Back when I edited this newspaper, I yelled a lot. When I read those Daily pages at 2 a.m., nothing helped me deal with grammatical errors and misleading headlines better than a good rant. But I reserved the full extent of my vocal chords for the nights when I was presented with a column about a columnist.
Not a columnist who describes his own experiences to illustrate a broader point, but one who muses about his life for its own sake, with the assumption that his readers somehow care. This distasteful practice, more LiveJournal than journalism, is called the masturbatory column. It appears only under the names of the most egocentric columnists for most of the year, but during April, this self-indulgent writing spreads like pinkeye through the Daily staff. For this is the season of the senior goodbye column.
I vowed not to produce one of these.
So what am I going to write about this week? There’s not much happening around campus that I know of. Then again, my interactions with campus in the past few weeks have been limited to hitting the bars and house parties with my housemates, Evan, Steve, Boyd, Fisher, Ben and Russ.
That reminds me. One irritating thing these goodbye columnists do is slip in a mention of their friends, clearly with no purpose apart from fulfilling a promise to print their names. Drives me nuts.
And how masturbatory is this: Some of these senior columnists actually use their final space to reminisce on their favorite memories from the past four years, as if these scrapbook leaves possessed any significance to the people who didn’t experience them first-hand. That would be like me telling readers about the powerful experience of walking for the first time into the Daily’s newsroom, less than 12 hours after the World Trade Center fell. For the first time that day, I felt an emotion other than confusion and loss as I saw how the journalists there were reacting to the catastrophe with a single-minded desire to give students some information that would help them make sense of their changed world. I started falling in love with the Daily that day. But I don’t see why readers would care about that.
Mentioning this anecdote would lead me to thank Zac Peskowitz, whose determination to venture over to the Daily that day made me do likewise. This is another popular section of the masturbatory column: the thank-you catalog. For this reason alone it’s a good thing I’m eschewing the goodbye column. Who would I pick to thank?
Perhaps the inspiring editors of my freshman year whom I idolized for setting a standard that I would never quite surpass? Or Shabina, Kylene, Jen and C. Price, whom I met every Sunday amid hangovers and paper plates to start up another week of grueling hours — all made worthwhile every time an illuminating piece of writing would arrive on our desk bearing a Ladika byline or a Kaplan or a Kraack. I would have to thank even more people who readers don’t give a damn about. I wouldn’t be able to leave out Jon Schwartz and Louie Meizlish, who taught a nightly clinic on leadership. Or Alison Go, a friend and confidant during my hardest year. I’d acknowledge John Lowe’s enormous generosity with his most precious asset, his time.

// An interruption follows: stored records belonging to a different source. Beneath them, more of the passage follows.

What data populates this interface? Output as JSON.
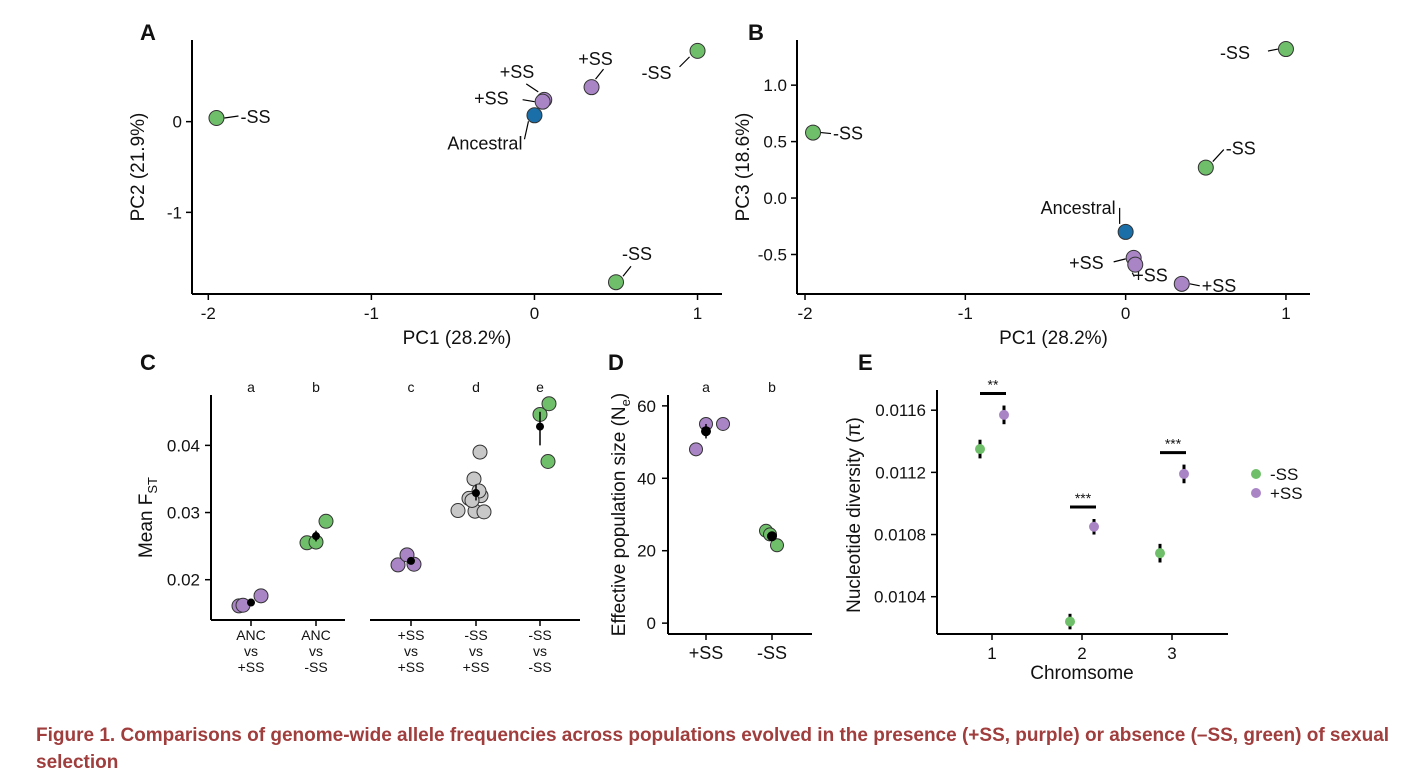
{
  "colors": {
    "minus_ss": "#6fbf6a",
    "plus_ss": "#a985c6",
    "ancestral": "#1a6fa8",
    "nonsex": "#c8c8c8",
    "mean": "#000000",
    "caption": "#a03d3d"
  },
  "caption": {
    "text": "Figure 1.  Comparisons of genome-wide allele frequencies across populations evolved in the presence (+SS, purple) or absence (–SS, green) of sexual selection"
  },
  "chart_data": [
    {
      "panel": "A",
      "type": "scatter",
      "xlabel": "PC1 (28.2%)",
      "ylabel": "PC2 (21.9%)",
      "xlim": [
        -2.1,
        1.15
      ],
      "ylim": [
        -1.9,
        0.9
      ],
      "xticks": [
        -2,
        -1,
        0,
        1
      ],
      "xtick_labels": [
        "-2",
        "-1",
        "0",
        "1"
      ],
      "yticks": [
        0,
        -1
      ],
      "ytick_labels": [
        "0",
        "-1"
      ],
      "points": [
        {
          "x": -1.95,
          "y": 0.04,
          "group": "minus_ss",
          "label": "-SS"
        },
        {
          "x": 1.0,
          "y": 0.78,
          "group": "minus_ss",
          "label": "-SS"
        },
        {
          "x": 0.5,
          "y": -1.77,
          "group": "minus_ss",
          "label": "-SS"
        },
        {
          "x": 0.35,
          "y": 0.38,
          "group": "plus_ss",
          "label": "+SS"
        },
        {
          "x": 0.06,
          "y": 0.24,
          "group": "plus_ss",
          "label": "+SS"
        },
        {
          "x": 0.05,
          "y": 0.22,
          "group": "plus_ss",
          "label": "+SS"
        },
        {
          "x": 0.0,
          "y": 0.07,
          "group": "ancestral",
          "label": "Ancestral"
        }
      ]
    },
    {
      "panel": "B",
      "type": "scatter",
      "xlabel": "PC1 (28.2%)",
      "ylabel": "PC3 (18.6%)",
      "xlim": [
        -2.05,
        1.15
      ],
      "ylim": [
        -0.85,
        1.4
      ],
      "xticks": [
        -2,
        -1,
        0,
        1
      ],
      "xtick_labels": [
        "-2",
        "-1",
        "0",
        "1"
      ],
      "yticks": [
        1.0,
        0.5,
        0.0,
        -0.5
      ],
      "ytick_labels": [
        "1.0",
        "0.5",
        "0.0",
        "-0.5"
      ],
      "points": [
        {
          "x": -1.95,
          "y": 0.58,
          "group": "minus_ss",
          "label": "-SS"
        },
        {
          "x": 1.0,
          "y": 1.32,
          "group": "minus_ss",
          "label": "-SS"
        },
        {
          "x": 0.5,
          "y": 0.27,
          "group": "minus_ss",
          "label": "-SS"
        },
        {
          "x": 0.05,
          "y": -0.53,
          "group": "plus_ss",
          "label": "+SS"
        },
        {
          "x": 0.06,
          "y": -0.59,
          "group": "plus_ss",
          "label": "+SS"
        },
        {
          "x": 0.35,
          "y": -0.76,
          "group": "plus_ss",
          "label": "+SS"
        },
        {
          "x": 0.0,
          "y": -0.3,
          "group": "ancestral",
          "label": "Ancestral"
        }
      ]
    },
    {
      "panel": "C",
      "type": "scatter",
      "ylabel": "Mean F",
      "ylabel_sub": "ST",
      "ylim": [
        0.014,
        0.0475
      ],
      "yticks": [
        0.02,
        0.03,
        0.04
      ],
      "ytick_labels": [
        "0.02",
        "0.03",
        "0.04"
      ],
      "categories": [
        {
          "label": [
            "ANC",
            "vs",
            "+SS"
          ],
          "letter": "a",
          "mean": 0.0166,
          "err": [
            0.0162,
            0.017
          ],
          "points": [
            {
              "v": 0.0161,
              "g": "plus_ss"
            },
            {
              "v": 0.0162,
              "g": "plus_ss"
            },
            {
              "v": 0.0176,
              "g": "plus_ss"
            }
          ]
        },
        {
          "label": [
            "ANC",
            "vs",
            "-SS"
          ],
          "letter": "b",
          "mean": 0.0265,
          "err": [
            0.0257,
            0.0273
          ],
          "points": [
            {
              "v": 0.0255,
              "g": "minus_ss"
            },
            {
              "v": 0.0256,
              "g": "minus_ss"
            },
            {
              "v": 0.0287,
              "g": "minus_ss"
            }
          ]
        },
        {
          "label": [
            "+SS",
            "vs",
            "+SS"
          ],
          "letter": "c",
          "mean": 0.0228,
          "err": [
            0.0224,
            0.0232
          ],
          "points": [
            {
              "v": 0.0222,
              "g": "plus_ss"
            },
            {
              "v": 0.0223,
              "g": "plus_ss"
            },
            {
              "v": 0.0237,
              "g": "plus_ss"
            }
          ]
        },
        {
          "label": [
            "-SS",
            "vs",
            "+SS"
          ],
          "letter": "d",
          "mean": 0.0329,
          "err": [
            0.0318,
            0.0341
          ],
          "points": [
            {
              "v": 0.039,
              "g": "nonsex"
            },
            {
              "v": 0.035,
              "g": "nonsex"
            },
            {
              "v": 0.034,
              "g": "nonsex"
            },
            {
              "v": 0.0332,
              "g": "nonsex"
            },
            {
              "v": 0.0321,
              "g": "nonsex"
            },
            {
              "v": 0.0303,
              "g": "nonsex"
            },
            {
              "v": 0.0302,
              "g": "nonsex"
            },
            {
              "v": 0.0301,
              "g": "nonsex"
            },
            {
              "v": 0.0318,
              "g": "nonsex"
            }
          ]
        },
        {
          "label": [
            "-SS",
            "vs",
            "-SS"
          ],
          "letter": "e",
          "mean": 0.0428,
          "err": [
            0.04,
            0.045
          ],
          "points": [
            {
              "v": 0.0446,
              "g": "minus_ss"
            },
            {
              "v": 0.0462,
              "g": "minus_ss"
            },
            {
              "v": 0.0376,
              "g": "minus_ss"
            }
          ]
        }
      ]
    },
    {
      "panel": "D",
      "type": "scatter",
      "ylabel": "Effective population size (N",
      "ylabel_sub": "e",
      "ylabel_end": ")",
      "ylim": [
        -3,
        63
      ],
      "yticks": [
        0,
        20,
        40,
        60
      ],
      "ytick_labels": [
        "0",
        "20",
        "40",
        "60"
      ],
      "categories": [
        {
          "label": "+SS",
          "letter": "a",
          "mean": 53,
          "err": [
            51,
            55
          ],
          "points": [
            {
              "v": 55,
              "g": "plus_ss"
            },
            {
              "v": 48,
              "g": "plus_ss"
            },
            {
              "v": 55,
              "g": "plus_ss"
            }
          ]
        },
        {
          "label": "-SS",
          "letter": "b",
          "mean": 24,
          "err": [
            23,
            25
          ],
          "points": [
            {
              "v": 25.5,
              "g": "minus_ss"
            },
            {
              "v": 24.5,
              "g": "minus_ss"
            },
            {
              "v": 21.5,
              "g": "minus_ss"
            }
          ]
        }
      ]
    },
    {
      "panel": "E",
      "type": "scatter",
      "xlabel": "Chromsome",
      "ylabel": "Nucleotide diversity (π)",
      "ylim": [
        0.01016,
        0.01173
      ],
      "yticks": [
        0.0104,
        0.0108,
        0.0112,
        0.0116
      ],
      "ytick_labels": [
        "0.0104",
        "0.0108",
        "0.0112",
        "0.0116"
      ],
      "categories": [
        "1",
        "2",
        "3"
      ],
      "series": [
        {
          "name": "-SS",
          "group": "minus_ss",
          "values": [
            0.01135,
            0.01024,
            0.01068
          ],
          "err": [
            6e-05,
            5e-05,
            6e-05
          ]
        },
        {
          "name": "+SS",
          "group": "plus_ss",
          "values": [
            0.01157,
            0.01085,
            0.01119
          ],
          "err": [
            6e-05,
            5e-05,
            6e-05
          ]
        }
      ],
      "significance": [
        "**",
        "***",
        "***"
      ],
      "legend_position": "right"
    }
  ]
}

I’d thank Jason Z. Pesick for stepping up when he was needed most, for achieving what I didn’t even conceive and for adding the Z. Props would go out to others with names foreign to readers: Sprow, Filice, Johnson, Bremmer, Hunt, McCormack, Ding, Berkowitz, Adams, Rottenberg, Offen.

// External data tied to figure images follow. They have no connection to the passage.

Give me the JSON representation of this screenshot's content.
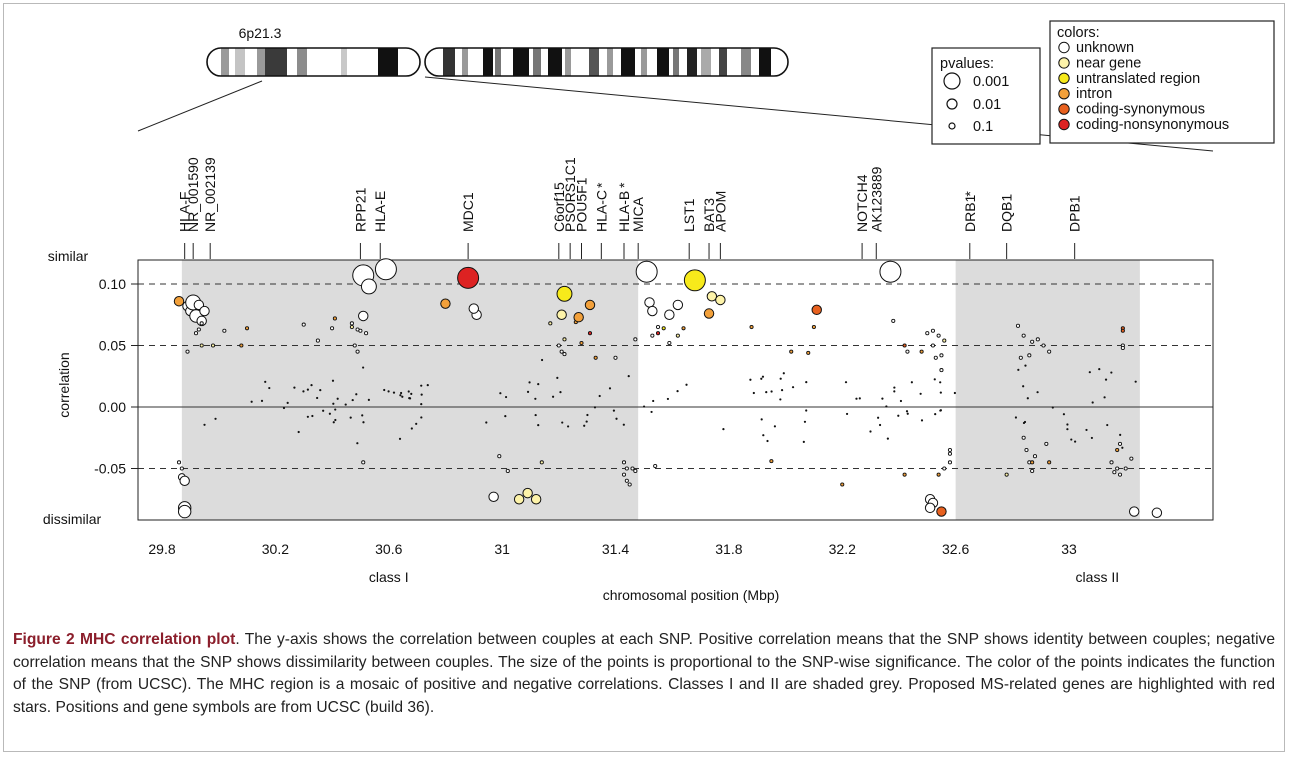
{
  "chart_data": {
    "type": "scatter",
    "title": "",
    "xlabel": "chromosomal position (Mbp)",
    "ylabel": "correlation",
    "xlim": [
      29.65,
      33.5
    ],
    "ylim": [
      -0.092,
      0.12
    ],
    "x_ticks": [
      29.8,
      30.2,
      30.6,
      31,
      31.4,
      31.8,
      32.2,
      32.6,
      33
    ],
    "x_tick_labels": [
      "29.8",
      "30.2",
      "30.6",
      "31",
      "31.4",
      "31.8",
      "32.2",
      "32.6",
      "33"
    ],
    "y_ticks": [
      0.1,
      0.05,
      0.0,
      -0.05
    ],
    "y_tick_labels": [
      "0.10",
      "0.05",
      "0.00",
      "-0.05"
    ],
    "y_top_label": "similar",
    "y_bottom_label": "dissimilar",
    "dashed_lines_y": [
      0.1,
      0.05,
      -0.05
    ],
    "solid_line_y": 0.0,
    "grid": false,
    "shaded_regions": [
      {
        "label": "class I",
        "x": [
          29.87,
          31.48
        ],
        "label_x": 30.6
      },
      {
        "label": "class II",
        "x": [
          32.6,
          33.25
        ],
        "label_x": 33.1
      }
    ],
    "chromosome": {
      "band_label": "6p21.3",
      "zoom_from": 30.6,
      "zoom_to": 33.5
    },
    "genes": [
      {
        "name": "HLA-F",
        "x": 29.88,
        "star": false
      },
      {
        "name": "NR_001590",
        "x": 29.91,
        "star": false
      },
      {
        "name": "NR_002139",
        "x": 29.97,
        "star": false
      },
      {
        "name": "RPP21",
        "x": 30.5,
        "star": false
      },
      {
        "name": "HLA-E",
        "x": 30.57,
        "star": false
      },
      {
        "name": "MDC1",
        "x": 30.88,
        "star": false
      },
      {
        "name": "C6orf15",
        "x": 31.2,
        "star": false
      },
      {
        "name": "PSORS1C1",
        "x": 31.24,
        "star": false
      },
      {
        "name": "POU5F1",
        "x": 31.28,
        "star": false
      },
      {
        "name": "HLA-C",
        "x": 31.35,
        "star": true
      },
      {
        "name": "HLA-B",
        "x": 31.43,
        "star": true
      },
      {
        "name": "MICA",
        "x": 31.48,
        "star": false
      },
      {
        "name": "LST1",
        "x": 31.66,
        "star": false
      },
      {
        "name": "BAT3",
        "x": 31.73,
        "star": false
      },
      {
        "name": "APOM",
        "x": 31.77,
        "star": false
      },
      {
        "name": "NOTCH4",
        "x": 32.27,
        "star": false
      },
      {
        "name": "AK123889",
        "x": 32.32,
        "star": false
      },
      {
        "name": "DRB1",
        "x": 32.65,
        "star": true
      },
      {
        "name": "DQB1",
        "x": 32.78,
        "star": false
      },
      {
        "name": "DPB1",
        "x": 33.02,
        "star": false
      }
    ],
    "pvalue_legend": {
      "title": "pvalues:",
      "entries": [
        {
          "label": "0.001",
          "size": "large"
        },
        {
          "label": "0.01",
          "size": "medium"
        },
        {
          "label": "0.1",
          "size": "small"
        }
      ]
    },
    "color_legend": {
      "title": "colors:",
      "entries": [
        {
          "label": "unknown",
          "color": "#ffffff"
        },
        {
          "label": "near gene",
          "color": "#fdf3a9"
        },
        {
          "label": "untranslated region",
          "color": "#f7ea1b"
        },
        {
          "label": "intron",
          "color": "#f2a03a"
        },
        {
          "label": "coding-synonymous",
          "color": "#e8611f"
        },
        {
          "label": "coding-nonsynonymous",
          "color": "#dd2222"
        }
      ]
    },
    "series": [
      {
        "category": "unknown",
        "color": "#ffffff",
        "points": [
          [
            29.86,
            -0.045,
            0.05
          ],
          [
            29.87,
            -0.05,
            0.05
          ],
          [
            29.87,
            -0.057,
            0.02
          ],
          [
            29.88,
            -0.06,
            0.01
          ],
          [
            29.88,
            -0.082,
            0.005
          ],
          [
            29.88,
            -0.085,
            0.005
          ],
          [
            29.89,
            0.082,
            0.01
          ],
          [
            29.9,
            0.078,
            0.01
          ],
          [
            29.91,
            0.084,
            0.005
          ],
          [
            29.91,
            0.085,
            0.003
          ],
          [
            29.92,
            0.074,
            0.005
          ],
          [
            29.93,
            0.083,
            0.01
          ],
          [
            29.94,
            0.07,
            0.01
          ],
          [
            29.93,
            0.063,
            0.05
          ],
          [
            29.94,
            0.068,
            0.05
          ],
          [
            29.92,
            0.06,
            0.05
          ],
          [
            29.89,
            0.045,
            0.05
          ],
          [
            29.95,
            0.078,
            0.01
          ],
          [
            30.02,
            0.062,
            0.05
          ],
          [
            30.3,
            0.067,
            0.05
          ],
          [
            30.35,
            0.054,
            0.05
          ],
          [
            30.4,
            0.064,
            0.05
          ],
          [
            30.47,
            0.068,
            0.05
          ],
          [
            30.49,
            0.063,
            0.05
          ],
          [
            30.5,
            0.062,
            0.05
          ],
          [
            30.51,
            0.074,
            0.01
          ],
          [
            30.51,
            0.107,
            0.001
          ],
          [
            30.53,
            0.098,
            0.003
          ],
          [
            30.59,
            0.112,
            0.001
          ],
          [
            30.48,
            0.05,
            0.05
          ],
          [
            30.49,
            0.045,
            0.05
          ],
          [
            30.52,
            0.06,
            0.05
          ],
          [
            30.51,
            -0.045,
            0.05
          ],
          [
            30.91,
            0.075,
            0.01
          ],
          [
            30.9,
            0.08,
            0.01
          ],
          [
            30.97,
            -0.073,
            0.01
          ],
          [
            31.02,
            -0.052,
            0.05
          ],
          [
            30.99,
            -0.04,
            0.05
          ],
          [
            31.2,
            0.05,
            0.05
          ],
          [
            31.21,
            0.045,
            0.05
          ],
          [
            31.22,
            0.043,
            0.05
          ],
          [
            31.4,
            0.04,
            0.05
          ],
          [
            31.43,
            -0.045,
            0.05
          ],
          [
            31.44,
            -0.05,
            0.05
          ],
          [
            31.43,
            -0.055,
            0.05
          ],
          [
            31.44,
            -0.06,
            0.05
          ],
          [
            31.45,
            -0.063,
            0.05
          ],
          [
            31.46,
            -0.05,
            0.05
          ],
          [
            31.47,
            -0.052,
            0.05
          ],
          [
            31.47,
            0.055,
            0.05
          ],
          [
            31.51,
            0.11,
            0.001
          ],
          [
            31.52,
            0.085,
            0.01
          ],
          [
            31.53,
            0.078,
            0.01
          ],
          [
            31.55,
            0.065,
            0.05
          ],
          [
            31.59,
            0.075,
            0.01
          ],
          [
            31.62,
            0.083,
            0.01
          ],
          [
            31.59,
            0.052,
            0.05
          ],
          [
            31.53,
            0.058,
            0.05
          ],
          [
            31.54,
            -0.048,
            0.05
          ],
          [
            32.37,
            0.11,
            0.001
          ],
          [
            32.38,
            0.07,
            0.05
          ],
          [
            32.43,
            0.045,
            0.05
          ],
          [
            32.5,
            0.06,
            0.05
          ],
          [
            32.52,
            0.062,
            0.05
          ],
          [
            32.52,
            0.05,
            0.05
          ],
          [
            32.54,
            0.058,
            0.05
          ],
          [
            32.53,
            0.04,
            0.05
          ],
          [
            32.55,
            0.042,
            0.05
          ],
          [
            32.55,
            0.03,
            0.05
          ],
          [
            32.51,
            -0.075,
            0.01
          ],
          [
            32.52,
            -0.078,
            0.01
          ],
          [
            32.51,
            -0.082,
            0.01
          ],
          [
            32.58,
            -0.035,
            0.05
          ],
          [
            32.58,
            -0.038,
            0.05
          ],
          [
            32.58,
            -0.045,
            0.05
          ],
          [
            32.56,
            -0.05,
            0.05
          ],
          [
            32.82,
            0.066,
            0.05
          ],
          [
            32.84,
            0.058,
            0.05
          ],
          [
            32.87,
            0.053,
            0.05
          ],
          [
            32.89,
            0.055,
            0.05
          ],
          [
            32.91,
            0.05,
            0.05
          ],
          [
            32.93,
            0.045,
            0.05
          ],
          [
            32.83,
            0.04,
            0.05
          ],
          [
            32.86,
            0.042,
            0.05
          ],
          [
            32.84,
            -0.025,
            0.05
          ],
          [
            32.85,
            -0.035,
            0.05
          ],
          [
            32.86,
            -0.045,
            0.05
          ],
          [
            32.88,
            -0.04,
            0.05
          ],
          [
            32.92,
            -0.03,
            0.05
          ],
          [
            32.87,
            -0.052,
            0.05
          ],
          [
            33.15,
            -0.045,
            0.05
          ],
          [
            33.17,
            -0.05,
            0.05
          ],
          [
            33.16,
            -0.053,
            0.05
          ],
          [
            33.18,
            -0.055,
            0.05
          ],
          [
            33.2,
            -0.05,
            0.05
          ],
          [
            33.19,
            0.05,
            0.05
          ],
          [
            33.22,
            -0.042,
            0.05
          ],
          [
            33.23,
            -0.085,
            0.01
          ],
          [
            33.31,
            -0.086,
            0.01
          ],
          [
            33.19,
            0.048,
            0.05
          ],
          [
            33.18,
            -0.03,
            0.05
          ]
        ]
      },
      {
        "category": "near gene",
        "color": "#fdf3a9",
        "points": [
          [
            31.06,
            -0.075,
            0.01
          ],
          [
            31.09,
            -0.07,
            0.01
          ],
          [
            31.12,
            -0.075,
            0.01
          ],
          [
            31.21,
            0.075,
            0.01
          ],
          [
            31.17,
            0.068,
            0.05
          ],
          [
            31.22,
            0.055,
            0.05
          ],
          [
            31.74,
            0.09,
            0.01
          ],
          [
            31.77,
            0.087,
            0.01
          ],
          [
            31.62,
            0.058,
            0.05
          ],
          [
            32.56,
            0.054,
            0.05
          ],
          [
            32.78,
            -0.055,
            0.05
          ],
          [
            31.14,
            -0.045,
            0.05
          ],
          [
            29.94,
            0.05,
            0.05
          ],
          [
            29.98,
            0.05,
            0.05
          ],
          [
            30.47,
            0.065,
            0.05
          ]
        ]
      },
      {
        "category": "untranslated region",
        "color": "#f7ea1b",
        "points": [
          [
            31.22,
            0.092,
            0.003
          ],
          [
            31.68,
            0.103,
            0.001
          ],
          [
            31.57,
            0.064,
            0.05
          ]
        ]
      },
      {
        "category": "intron",
        "color": "#f2a03a",
        "points": [
          [
            29.86,
            0.086,
            0.01
          ],
          [
            30.1,
            0.064,
            0.05
          ],
          [
            30.08,
            0.05,
            0.05
          ],
          [
            30.41,
            0.072,
            0.05
          ],
          [
            30.8,
            0.084,
            0.01
          ],
          [
            31.26,
            0.069,
            0.05
          ],
          [
            31.27,
            0.073,
            0.01
          ],
          [
            31.31,
            0.083,
            0.01
          ],
          [
            31.33,
            0.04,
            0.05
          ],
          [
            31.28,
            0.052,
            0.05
          ],
          [
            31.64,
            0.064,
            0.05
          ],
          [
            31.73,
            0.076,
            0.01
          ],
          [
            31.88,
            0.065,
            0.05
          ],
          [
            32.1,
            0.065,
            0.05
          ],
          [
            32.08,
            0.044,
            0.05
          ],
          [
            32.02,
            0.045,
            0.05
          ],
          [
            32.48,
            0.045,
            0.05
          ],
          [
            32.54,
            -0.055,
            0.05
          ],
          [
            32.42,
            -0.055,
            0.05
          ],
          [
            31.95,
            -0.044,
            0.05
          ],
          [
            32.2,
            -0.063,
            0.05
          ],
          [
            33.17,
            -0.035,
            0.05
          ],
          [
            32.93,
            -0.045,
            0.05
          ],
          [
            32.87,
            -0.045,
            0.05
          ]
        ]
      },
      {
        "category": "coding-synonymous",
        "color": "#e8611f",
        "points": [
          [
            32.11,
            0.079,
            0.01
          ],
          [
            32.55,
            -0.085,
            0.01
          ],
          [
            33.19,
            0.064,
            0.05
          ],
          [
            33.19,
            0.062,
            0.05
          ],
          [
            32.42,
            0.05,
            0.05
          ]
        ]
      },
      {
        "category": "coding-nonsynonymous",
        "color": "#dd2222",
        "points": [
          [
            30.88,
            0.105,
            0.001
          ],
          [
            31.31,
            0.06,
            0.05
          ],
          [
            31.55,
            0.06,
            0.05
          ]
        ]
      }
    ]
  },
  "caption": {
    "heading": "Figure 2 MHC correlation plot",
    "body": ". The y-axis shows the correlation between couples at each SNP. Positive correlation means that the SNP shows identity between couples; negative correlation means that the SNP shows dissimilarity between couples. The size of the points is proportional to the SNP-wise significance. The color of the points indicates the function of the SNP (from UCSC). The MHC region is a mosaic of positive and negative correlations. Classes I and II are shaded grey. Proposed MS-related genes are highlighted with red stars. Positions and gene symbols are from UCSC (build 36)."
  }
}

Some goodbye columnists manage to avoid these blatant forms of masturbatory journalism while sliding into a more subtle conceit. As if giving a commencement address, they spout the life lessons they’ve learned during college. For example, if I were writing one of those columns, my advice for those who remain at the University would include:
– Pick a student group that sounds interesting and join it. If you believe in its mission, immerse yourself. Make this pursuit the center of your life. Spend every day doing it. Make friends there. Make enemies there. Work tirelessly for the group until it becomes better than when you arrived. Find people crazier and smarter than you who will do your job when you leave.
– Read a newspaper every day. Not just to improve my job prospects, though I thank you for that, but because it will equip you to save the world. Don’t just read it; complain about it. Complain about poor writing, sensational headlines, shallow stories, ethical lapses, the liberal media, the corporate media, the difficulty of the crossword puzzle.
– Open your eyes, look around campus and realize how lucky you are. Thank someone.